LSE IDEAS public lecture
Date: Monday 15 July 2013
Venue: Old Theatre, Old Building
Speaker: Professor Jeffrey D Sachs
Chair: Professor Craig Calhoun
The start of John F Kennedy’s presidency was marked by blunders and near-disasters, from the Bay of Pigs invasion to the Cuban Missile Crisis. The Crisis was a turning point – Kennedy retreated from the nuclear precipice with renewed confidence, and with the determination to chart and achieve a pathway to peace. Sachs will discuss the lessons of Kennedy’s 1963 campaign for peace and a nuclear test ban treaty, including the strategies for leadership and problem-solving in complex and dangerous international situations.
Jeffrey D Sachs is a world-renowned professor of economics, leader in sustainable development, senior UN advisor, bestselling author, and syndicated columnist whose monthly newspaper columns appear in more than 80 countries. He has twice been named among Time magazine's 100 most influential world leaders. He was called by the New York Times, "probably the most important economist in the world," and by Time magazine "the world's best known economist." A recent survey by The Economist magazine ranked Professor Sachs as among the world's three most influential living economists of the past decade.

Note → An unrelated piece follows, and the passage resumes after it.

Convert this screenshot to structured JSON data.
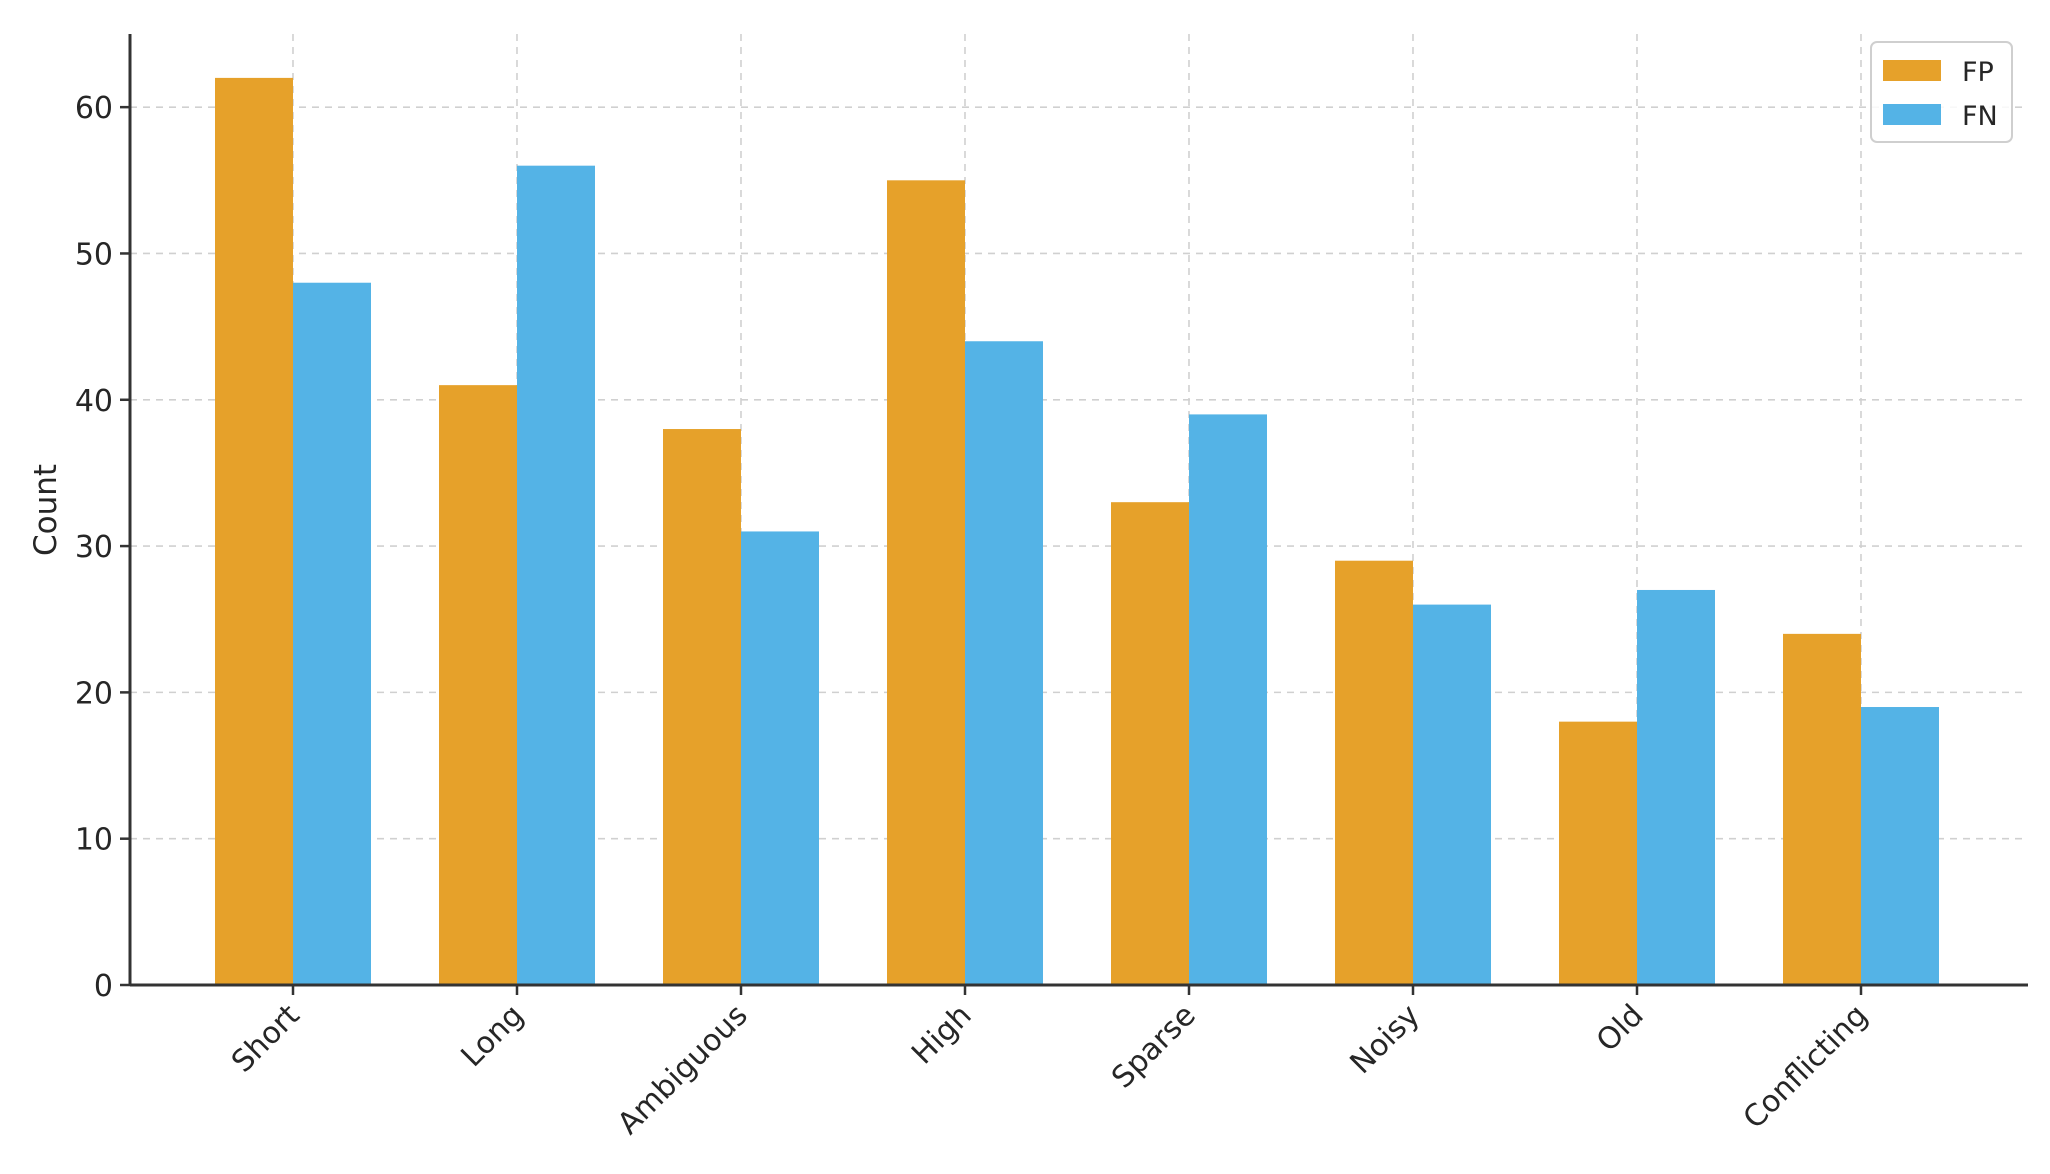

Professor Sachs serves as the director of The Earth Institute, Quetelet Professor of Sustainable Development, and professor of health policy and management at Columbia University. He is special advisor to United Nations secretary-general Ban Ki-moon on the Millennium Development Goals, having held the same position under former UN secretary-general Kofi Annan. He is co-founder and chief strategist of Millennium Promise Alliance, and is director of the Millennium Villages Project. He has authored three New York Times bestsellers in the past seven years: The End of Poverty (2005), Common Wealth: Economics for a Crowded Planet (2008), and The Price of Civilization (2011). His latest title is To Move The World: JFK’s Quest for Peace.